Friday, January 25, 2008

The Nothing


Everybody loves the internet. Except really old people, or really rich people that didn't earn their money using computers so they have always paid someone else to use the internet for them, thus never learning, thus never loving. I don't have the internet at home, but that doesn't mean I can't love it. The same does NOT hold true with cell phones. I don't love cell phones, I just use them because since everyone else does, the inconvenience of not having one outweighs not paying $60 a month to talk on the phone. When I started college, we had a land line that we split four or five ways depending on how many roommates we were. We'd each pay like eight bucks a month. There were enough of us holding out, avoiding the mobile revolution, to still feasibly keep the land line. But man cannot outrun machine, and one by one we were overtaken by the rolling charge. Like The Nothing from Neverending Story, which had a scary cover-my-eyes-and-tell-me-when-it's-over wolf scene. By the end of college, EVERYONE had cell phones, so people weren't willing to pay for a land line on top of their cell bill. I still cringe every time I get my phone bill and see how much money I am spending to be able to talk on the phone. But here I am, spending most my lives living in a gangster's paradise. With a cell phone.

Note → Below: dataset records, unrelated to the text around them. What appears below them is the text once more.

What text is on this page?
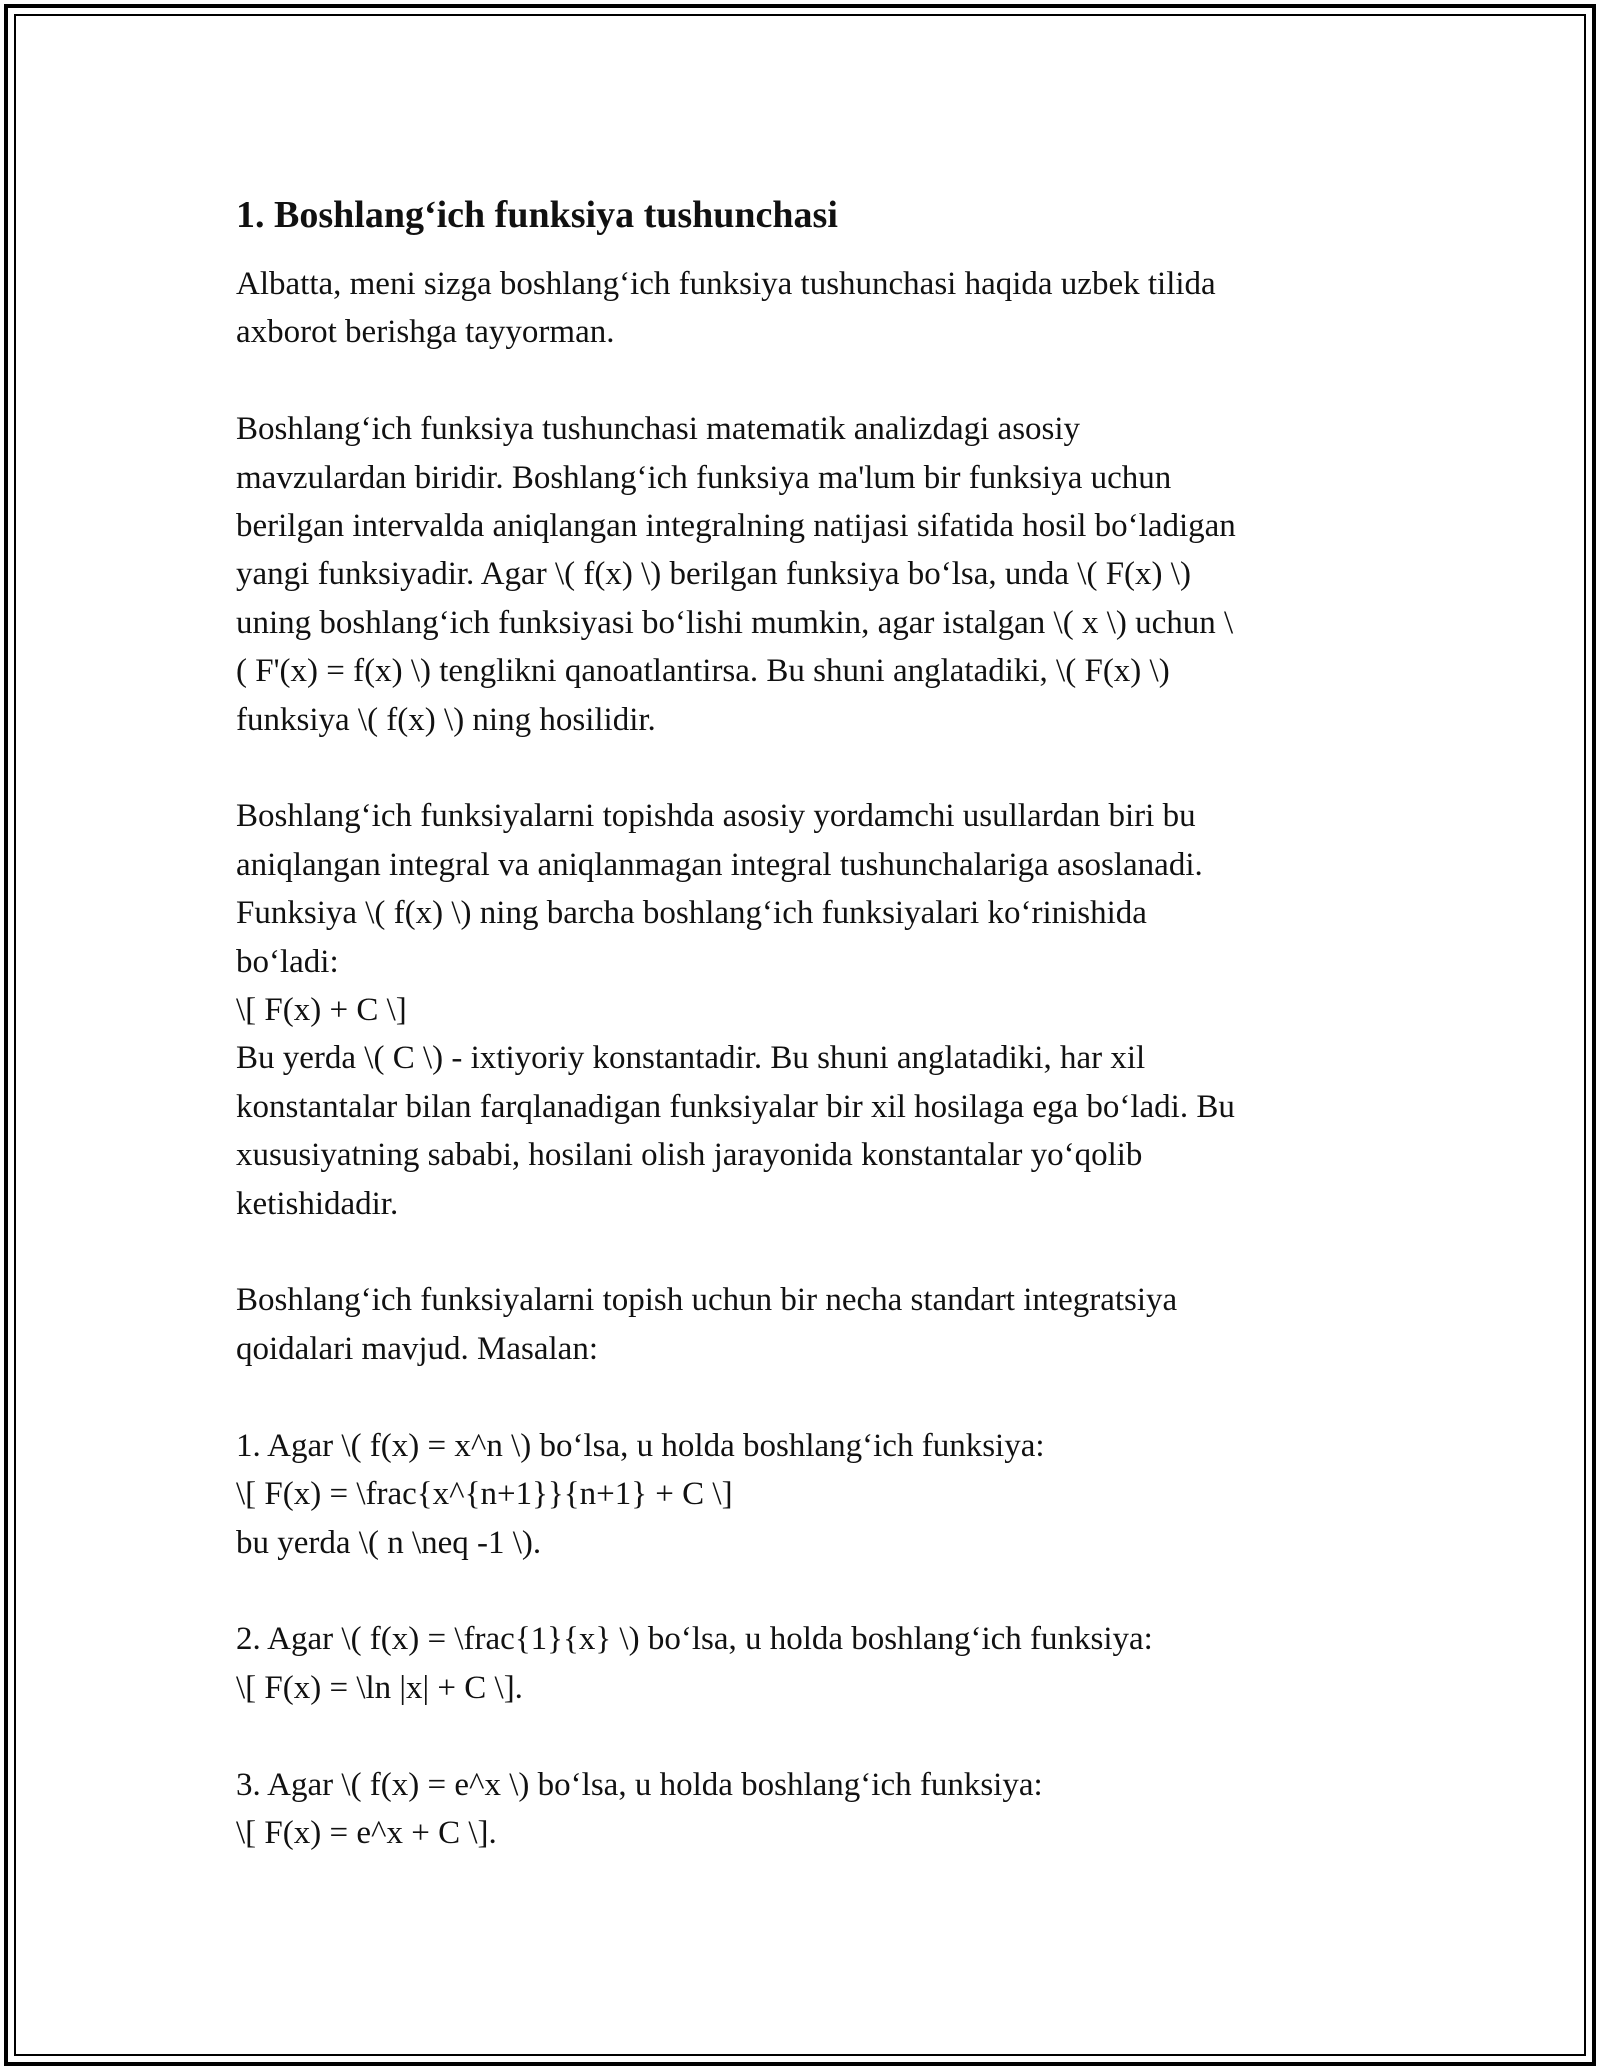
1. Boshlang‘ich funksiya tushunchasi
Albatta, meni sizga boshlang‘ich funksiya tushunchasi haqida uzbek tilida
axborot berishga tayyorman.
Boshlang‘ich funksiya tushunchasi matematik analizdagi asosiy
mavzulardan biridir. Boshlang‘ich funksiya ma'lum bir funksiya uchun
berilgan intervalda aniqlangan integralning natijasi sifatida hosil bo‘ladigan
yangi funksiyadir. Agar \( f(x) \) berilgan funksiya bo‘lsa, unda \( F(x) \)
uning boshlang‘ich funksiyasi bo‘lishi mumkin, agar istalgan \( x \) uchun \
( F'(x) = f(x) \) tenglikni qanoatlantirsa. Bu shuni anglatadiki, \( F(x) \)
funksiya \( f(x) \) ning hosilidir.
Boshlang‘ich funksiyalarni topishda asosiy yordamchi usullardan biri bu
aniqlangan integral va aniqlanmagan integral tushunchalariga asoslanadi.
Funksiya \( f(x) \) ning barcha boshlang‘ich funksiyalari ko‘rinishida
bo‘ladi:
\[ F(x) + C \]
Bu yerda \( C \) - ixtiyoriy konstantadir. Bu shuni anglatadiki, har xil
konstantalar bilan farqlanadigan funksiyalar bir xil hosilaga ega bo‘ladi. Bu
xususiyatning sababi, hosilani olish jarayonida konstantalar yo‘qolib
ketishidadir.
Boshlang‘ich funksiyalarni topish uchun bir necha standart integratsiya
qoidalari mavjud. Masalan:
1. Agar \( f(x) = x^n \) bo‘lsa, u holda boshlang‘ich funksiya:
\[ F(x) = \frac{x^{n+1}}{n+1} + C \]
bu yerda \( n \neq -1 \).
2. Agar \( f(x) = \frac{1}{x} \) bo‘lsa, u holda boshlang‘ich funksiya:
\[ F(x) = \ln |x| + C \].
3. Agar \( f(x) = e^x \) bo‘lsa, u holda boshlang‘ich funksiya:
\[ F(x) = e^x + C \].
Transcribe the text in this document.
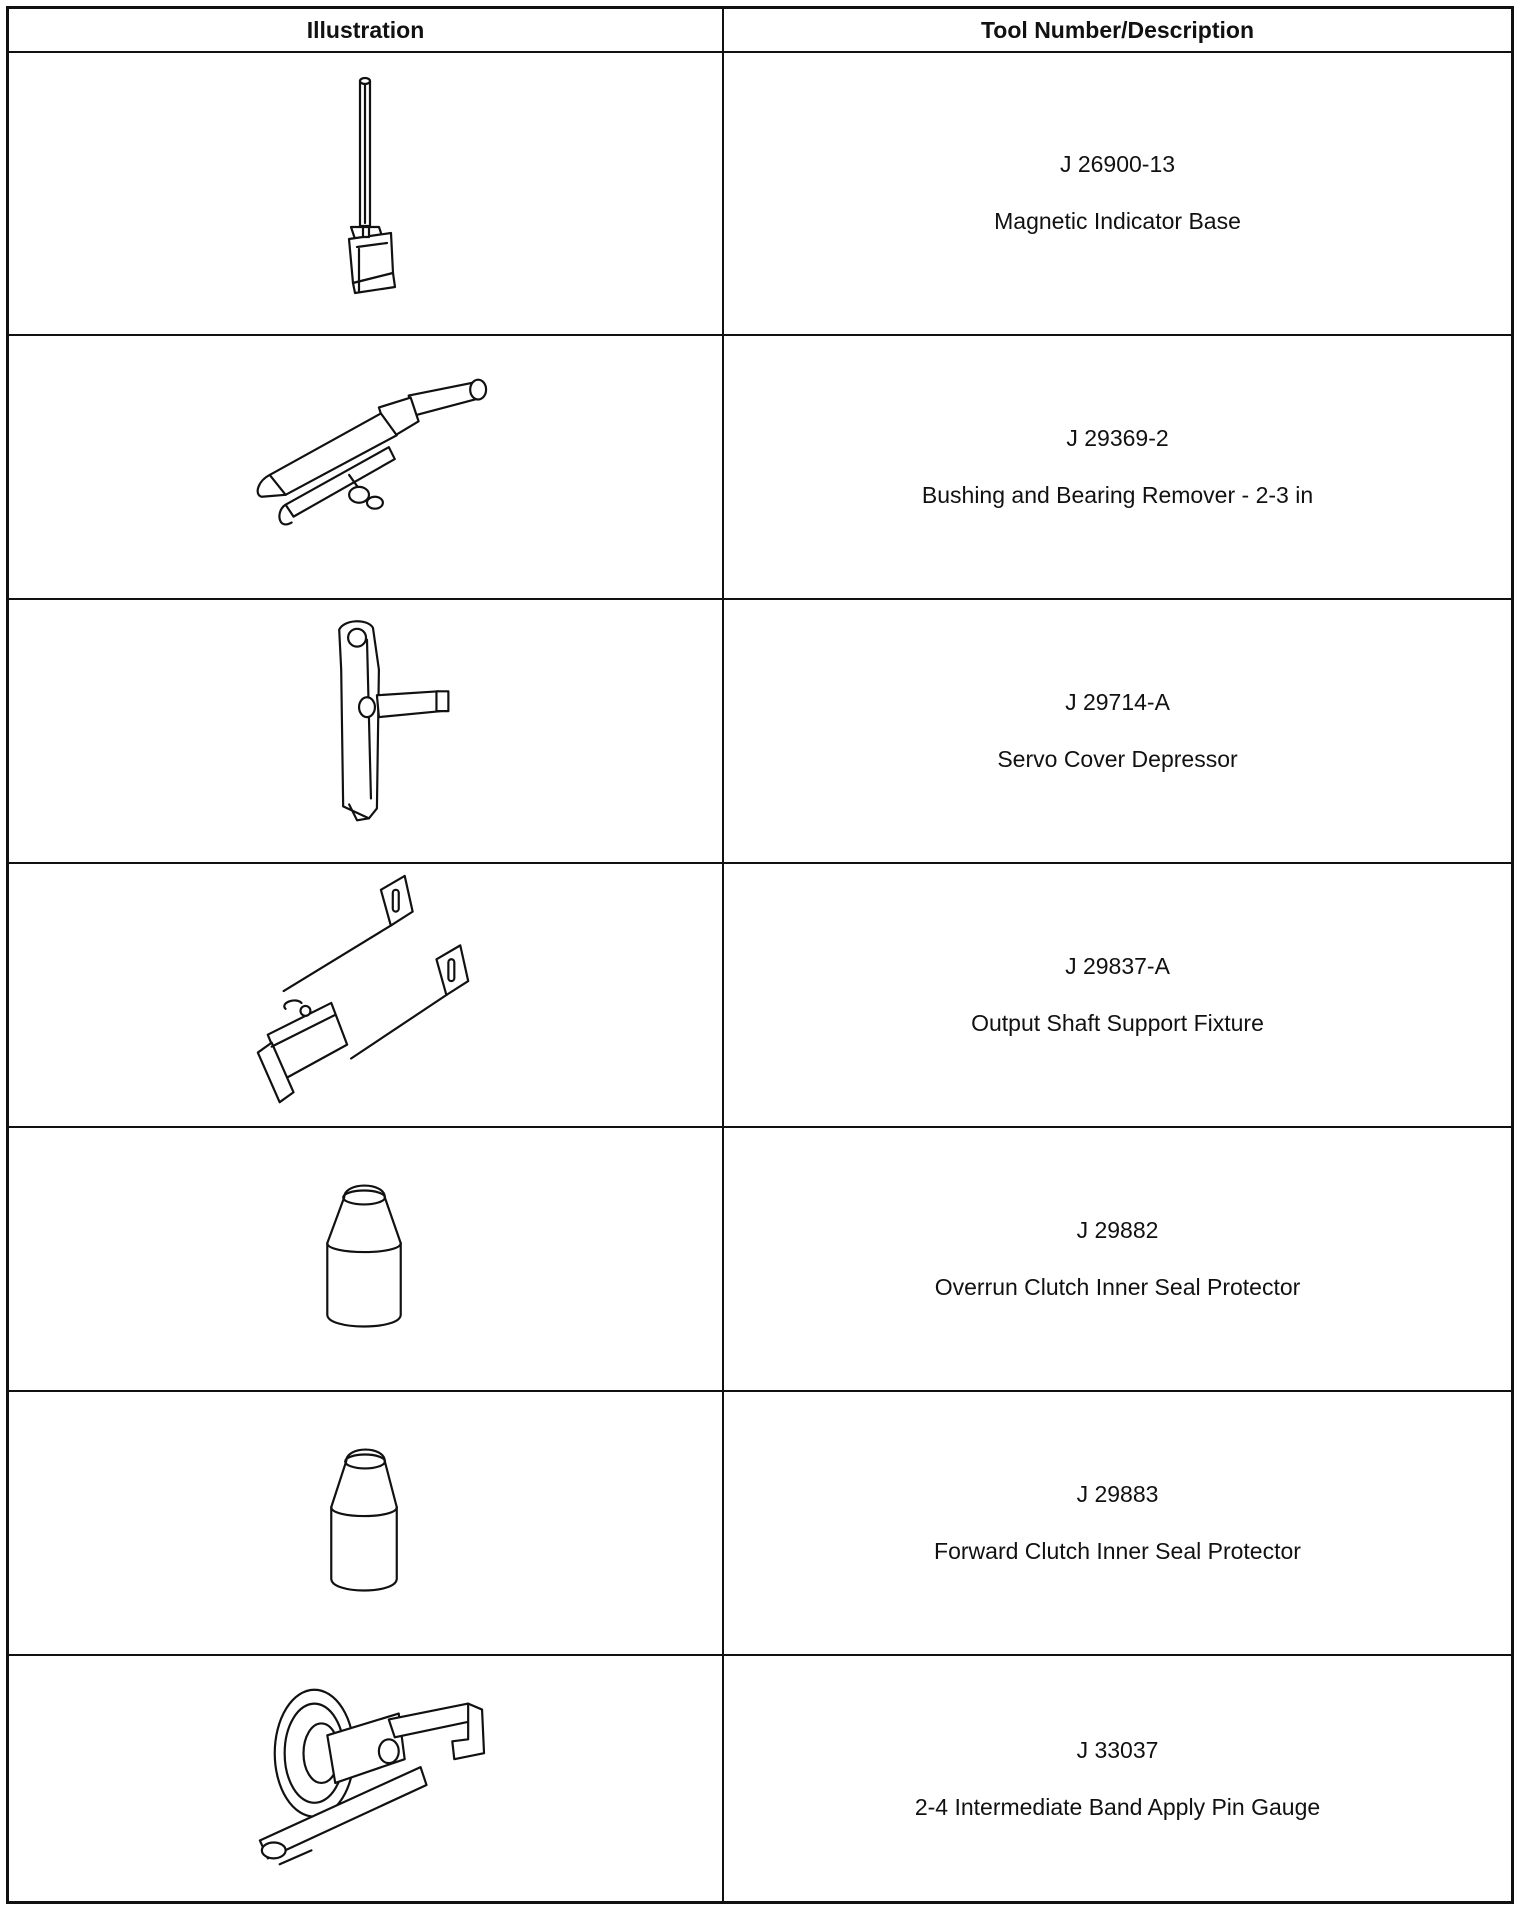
Illustration	Tool Number/Description
J 26900-13
Magnetic Indicator Base
J 29369-2
Bushing and Bearing Remover - 2-3 in
J 29714-A
Servo Cover Depressor
J 29837-A
Output Shaft Support Fixture
J 29882
Overrun Clutch Inner Seal Protector
J 29883
Forward Clutch Inner Seal Protector
J 33037
2-4 Intermediate Band Apply Pin Gauge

Thursday, January 24, 2008

Red Recess Warning


On the radio this morning there was a RED burn day warning issued. Don't drive if you don't have to, don't light anything on fire, don't let the kids go out to recess, don't leave your home unless you absolutely have to, and don't do anything without your S.A.R.S. mask.
No recess?! What deep sickness have we spiraled down into to arrive at the point where we prohibit our children from playing outside? That sounds like something from a futuristic movie depicting society as dark and deteriorated, like Terminator or Soylent Green. One of the common signs of failed civilizations (the Anasazi, the Aztecs, Grunge, Roseanne Barr) is that just before their demise they instigated a ban on recess for their kids. And then they fell, and fell hard. We have willingly created a society that produces such harmful chemical air and water pollution that it is unsafe for children to go outside. Yet we somehow aren't spurred to any action towards change. We don't even think we need to change anything. It reminds me of the old The Ten Commandments movie and NASCAR. Not sure why. But I do know that during the chariot race scene in Ben Hur an actor was killed when he crashed in his chariot and was trampled by horses pulling men. Horses pulling men! Can you believe it? Next thing you know we'll have horses giving men pedicures and vice versa.
But back to recess. Kids are too young to stage a protest, even when they are living in a dirty, unhealthy, lung cancer causing environment. They deserve recess, it is in the U.S. Constitution. It's in one of the amendments. "Congress shall make no Law prohibiting the Practise of Recess. Any Action against Recess or the Practise thereof shall be Ceased and Tried by a federal Court of the People." Our actions have acted against recess. We are in direct violation of the Founding Fathers, Democracy in general, and the band Depeche Mode (who has been fighting for recess rights ever since they wrote the greatest mod love song of all time--Somebody, which talks about the world we live in, and life in general, obviously a direct reference to recess). Kids are too young to stage a protest so it is up to us, the beneficiaries of recess. We must unite in one voice, hopefully the beautiful voice of Celine Dion, and let our movie star leaders know that we're not gonna take it. No, we ain't gonna take it. We're not gonna take it anymore. Our kids are more important than us driving everywhere all the time, and they are more important than the weather phenomenon known as inversion that holds the bad air in and lets the good air out. And our kids are more important than other people's kids. So let Lady Liberty wrap us in her arms and breathe the clean fresh breath of democracy into our kids' lungs via mouth-to-mouth resuscitation. She will hear me scream through my megaphone, distorted by smog and smut but loud nonetheless. And maybe she will think I'm crazy just like my last three girlfriends did and their families and my family did. But she'll at least hear me out. And to finish quoting Depeche Mode's Somebody,
She'll hear me out
And won't easily be converted
To my way of thinking
In fact she'll often disagree
But at the end of it all
She will understand me
Aaaahhhhh....

Wednesday, January 23, 2008

On a Yoga Ball



I've recently started using a yoga ball instead of a chair at work. I thought it could help strengthen my abdomen and back muscles since I was injured in a skiing accident and needed some self-administered rehabilitation. I also thought it could help improve my posture, since I have always had the posture of a mound of Jell-O. I didn't start using it to achieve a higher level of Eastern clarity and eventually have a zen-gasm. Now I find myself slouching all over it like chocolate syrup on vanilla ice cream. But it's bouncy and I can also do this really cool trick where I set the ball in an open path and run and dive at it, rolling all the way across it from my fingertips, down my extended arms, across my straightened body to the tips of tippy-toes. For a brief moment it feels like I am flying. On a yoga ball.